Is New Always Better?

Melissa Stefanec  |  MelissaStefanec@yahoo.com

 

If you’re reading this, that means we successfully made it to the year 2025.

As we embark on a new year, many of us are thinking of all of the things we want to change in the coming months.

Some of those changes might fall into the parenting category.

If you’re anything like me, you messed up a lot as a parent in 2024. You probably yelled a few times, had a few meltdowns, were not as invested as you could have been, engaged in general bossiness, et cetera.

It’s great to want to make changes in one’s life, but I like to think of the new year as a time for reflection, as opposed to a chance to hit a giant reset button. As part of this time of reflection, I want to look back at the things I’m proud. In addition to positive change, I want to focus on doubling down on some of the good stuff. So, I am going to share some of the good stuff.

This may sound like humble bragging, but I swear it’s not. Like most parents, I’m really hard on myself. This column and the reflections in it are more of an exercise in forced self-recognition. With all the demands of modern parenting, I think a lot of us are more likely to feel like failures than powerhouses. And don’t we owe it to our kids to be powerhouses?

So, with only an iota of humble bragging, here are the things I got right as a parent in 2024. May this exercise of self-recognition help me do more of those things in 2025.

We went outside, a lot

Our family got outside together a lot this year. We splashed in creeks and caught crayfish. We swam at the beach and played in the sand. We listened to waterfalls and collected rocks. We marveled at trees and collected acorn caps. We dug clay out of creek beds. We gathered round the fire pit. I don’t think it’s possible to get outside too much.

I actively listened when I asked how their days were

When I asked them how their days were, I listened. I asked gentle questions back. I was genuinely curious. I’m surprised how much they shared with me.

I did a lot of boring crafts with them

We took time to create things. We didn’t do anything complicated or expensive, but we put our hands and minds to use to create things. Sometimes those things went in the trash a few days later, but it wasn’t about the result, it was about the process.

I limited screen time (most of the time)

This one is so hard to do. Phones, video games and streaming services are all designed to be addictive. My husband and I set timers, enforced rules and followed through. This made our kids grumpier for a few minutes and happier for hours.

We read together

We snuggled in bed and read books. We sat on the back porch and read books. We enjoyed each other’s quiet company. We asked each other about our books.

I asked them how they really felt

I let them be honest with me about their feelings and reactions. I asked them to explain their angers and frustrations (after things calmed down). We reflected on what we could have done differently. Sometimes it went terribly. Other times, we really heard and saw each other.

We went to concerts, museums, musicals and sporting events together

We took in culture from so many different angles. We experienced different venues and scenes. We talked about expectations for behavior. We talked about fun stuff and complicated stuff. Mostly, we learned and had fun.

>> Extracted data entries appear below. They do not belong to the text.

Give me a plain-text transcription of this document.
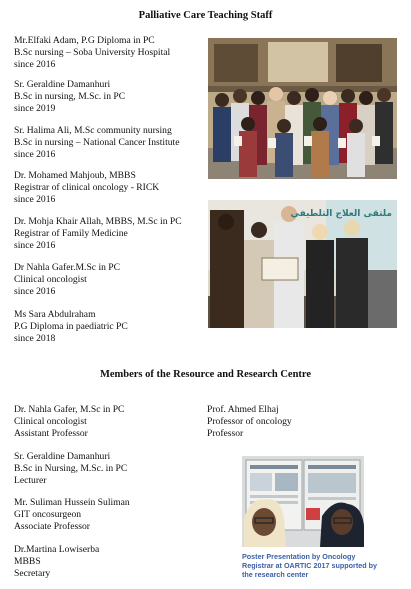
Palliative Care Teaching Staff
Mr.Elfaki Adam, P.G Diploma in PC
B.Sc nursing – Soba University Hospital
since 2016
Sr. Geraldine Damanhuri
B.Sc in nursing, M.Sc. in PC
since 2019
Sr. Halima Ali, M.Sc community nursing
B.Sc in nursing – National Cancer Institute
since 2016
Dr. Mohamed Mahjoub, MBBS
Registrar of clinical oncology - RICK
since 2016
Dr. Mohja Khair Allah, MBBS, M.Sc in PC
Registrar of Family Medicine
since 2016
Dr Nahla Gafer.M.Sc in PC
Clinical oncologist
since 2016
Ms Sara Abdulraham
P.G Diploma in paediatric PC
since 2018
ملتقى العلاج التلطيفي
Members of the Resource and Research Centre
Dr. Nahla Gafer, M.Sc in PC
Clinical oncologist
Assistant Professor
Sr. Geraldine Damanhuri
B.Sc in Nursing, M.Sc. in PC
Lecturer
Mr. Suliman Hussein Suliman
GIT oncosurgeon
Associate Professor
Dr.Martina Lowiserba
MBBS
Secretary
Prof. Ahmed Elhaj
Professor of oncology
Professor
Poster Presentation by Oncology
Registrar at OARTIC 2017 supported by
the research center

We made homemade food together

I want my kids to understand the value, joy and health associated with homemade food. Although they sometimes joined me begrudgingly, that didn’t last for long. Pretty soon they found fascination and pride in preparing food.

I made them do tough things for themselves

Let’s face it, it’s so much easier to help kids do tough things. We all have limited time and it’s more efficient to take things into our own hands. But, sometimes, I left room for them to take on difficult things and mess up. Childhood is not meant for efficiency, no matter how much the world demands it.

I took time away for date nights with my partner

I firmly believe that couples need to nurture their own relationship. It can’t be all about the kids or things will fall apart without you even noticing. My husband and I did things together, even if that meant sneaking out to the backyard and sipping wine while the kids watched a movie.

I let them be bored

The funny thing about boredom is that it leads to curiosity. It’s hard to be curious when every second of your life is planned or scheduled. I made time for boredom in their lives and they did some pretty cool things (after they stopped whining, of course).

There you have it. If you made it this far, may I suggest you write down your own list of things you did right as a parent in 2024. Out with the old and in with the new should only be applied to the areas of life where you missed the mark. And, let’s face it, most of us probably got higher marks than we give ourselves credit for.